97. Interleaving String (opens new window)

Description

Difficulty: Medium

Related Topics: String (opens new window), Dynamic Programming (opens new window)

Given strings s1, s2, and s3, find whether s3 is formed by an interleaving of s1 and s2.

An interleaving of two strings s and t is a configuration where s and t are divided into n and m non-empty substrings respectively, such that:

• s = s₁ + s₂ + ... + s_n
• t = t₁ + t₂ + ... + t_m
• |n - m| <= 1
• The interleaving is s₁ + t₁ + s₂ + t₂ + s₃ + t₃ + ... or t₁ + s₁ + t₂ + s₂ + t₃ + s₃ + ...

Note: a + b is the concatenation of strings a and b.

Example 1:

Input: s1 = "aabcc", s2 = "dbbca", s3 = "aadbbcbcac"
Output: true
Explanation: One way to obtain s3 is:
Split s1 into s1 = "aa" + "bc" + "c", and s2 into s2 = "dbbc" + "a".
Interleaving the two splits, we get "aa" + "dbbc" + "bc" + "a" + "c" = "aadbbcbcac".
Since s3 can be obtained by interleaving s1 and s2, we return true.

Example 2:

Input: s1 = "aabcc", s2 = "dbbca", s3 = "aadbbbaccc"
Output: false
Explanation: Notice how it is impossible to interleave s2 with any other string to obtain s3.

Example 3:

Input: s1 = "", s2 = "", s3 = ""
Output: true

Constraints:

• 0 <= s1.length, s2.length <= 100
• 0 <= s3.length <= 200
• s1, s2, and s3 consist of lowercase English letters.

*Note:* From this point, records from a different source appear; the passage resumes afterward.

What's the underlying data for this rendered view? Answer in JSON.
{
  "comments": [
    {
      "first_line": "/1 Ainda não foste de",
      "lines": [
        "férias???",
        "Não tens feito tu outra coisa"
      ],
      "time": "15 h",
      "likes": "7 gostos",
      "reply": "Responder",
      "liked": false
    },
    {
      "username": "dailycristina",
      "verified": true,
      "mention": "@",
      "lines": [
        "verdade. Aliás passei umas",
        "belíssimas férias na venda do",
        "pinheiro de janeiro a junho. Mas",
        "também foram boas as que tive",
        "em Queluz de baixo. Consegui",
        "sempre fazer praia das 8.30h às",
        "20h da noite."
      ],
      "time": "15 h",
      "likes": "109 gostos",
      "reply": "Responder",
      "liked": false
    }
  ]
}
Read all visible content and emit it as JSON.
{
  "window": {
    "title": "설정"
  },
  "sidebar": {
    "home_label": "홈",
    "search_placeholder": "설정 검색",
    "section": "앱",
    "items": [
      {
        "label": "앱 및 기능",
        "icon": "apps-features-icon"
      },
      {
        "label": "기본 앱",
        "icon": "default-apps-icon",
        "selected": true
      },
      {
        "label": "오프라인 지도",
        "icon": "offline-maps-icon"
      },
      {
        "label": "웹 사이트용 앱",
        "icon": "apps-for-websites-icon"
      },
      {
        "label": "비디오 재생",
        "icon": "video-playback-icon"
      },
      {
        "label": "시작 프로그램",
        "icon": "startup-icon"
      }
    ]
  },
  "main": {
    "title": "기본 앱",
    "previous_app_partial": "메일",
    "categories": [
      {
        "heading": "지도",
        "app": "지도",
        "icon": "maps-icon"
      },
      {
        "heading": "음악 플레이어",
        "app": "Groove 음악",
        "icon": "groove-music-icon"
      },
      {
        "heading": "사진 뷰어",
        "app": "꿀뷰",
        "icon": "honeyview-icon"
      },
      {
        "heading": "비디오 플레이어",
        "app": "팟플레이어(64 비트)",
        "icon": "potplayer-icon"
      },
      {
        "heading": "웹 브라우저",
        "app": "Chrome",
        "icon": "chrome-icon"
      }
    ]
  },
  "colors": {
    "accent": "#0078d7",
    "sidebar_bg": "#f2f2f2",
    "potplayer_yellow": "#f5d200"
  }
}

Follow up: Could you solve it using only O(s2.length) additional memory space?

Solution

Language: JavaScript

/**
 * @param {string} s1
 * @param {string} s2
 * @param {string} s3
 * @return {boolean}
 */
var isInterleave = function(s1, s2, s3) {
    const [n, m] = [s1.length + 2, s2.length + 2];
    if (m + n - 4 !== s3.length) return false;
    
    const dp = new Uint8Array(m);
    dp[1] = 1;
    
    for (let i = 1; i < n; i++) {
        for (let j = 1; j < m; j++) {
            const up = dp[j] && s1[i - 2] === s3[i + j - 3];
            const left = dp[j - 1] && s2[j - 2] === s3[i + j - 3]
            dp[j] = up || left;
        }
    }
    
    return dp[m - 1];
};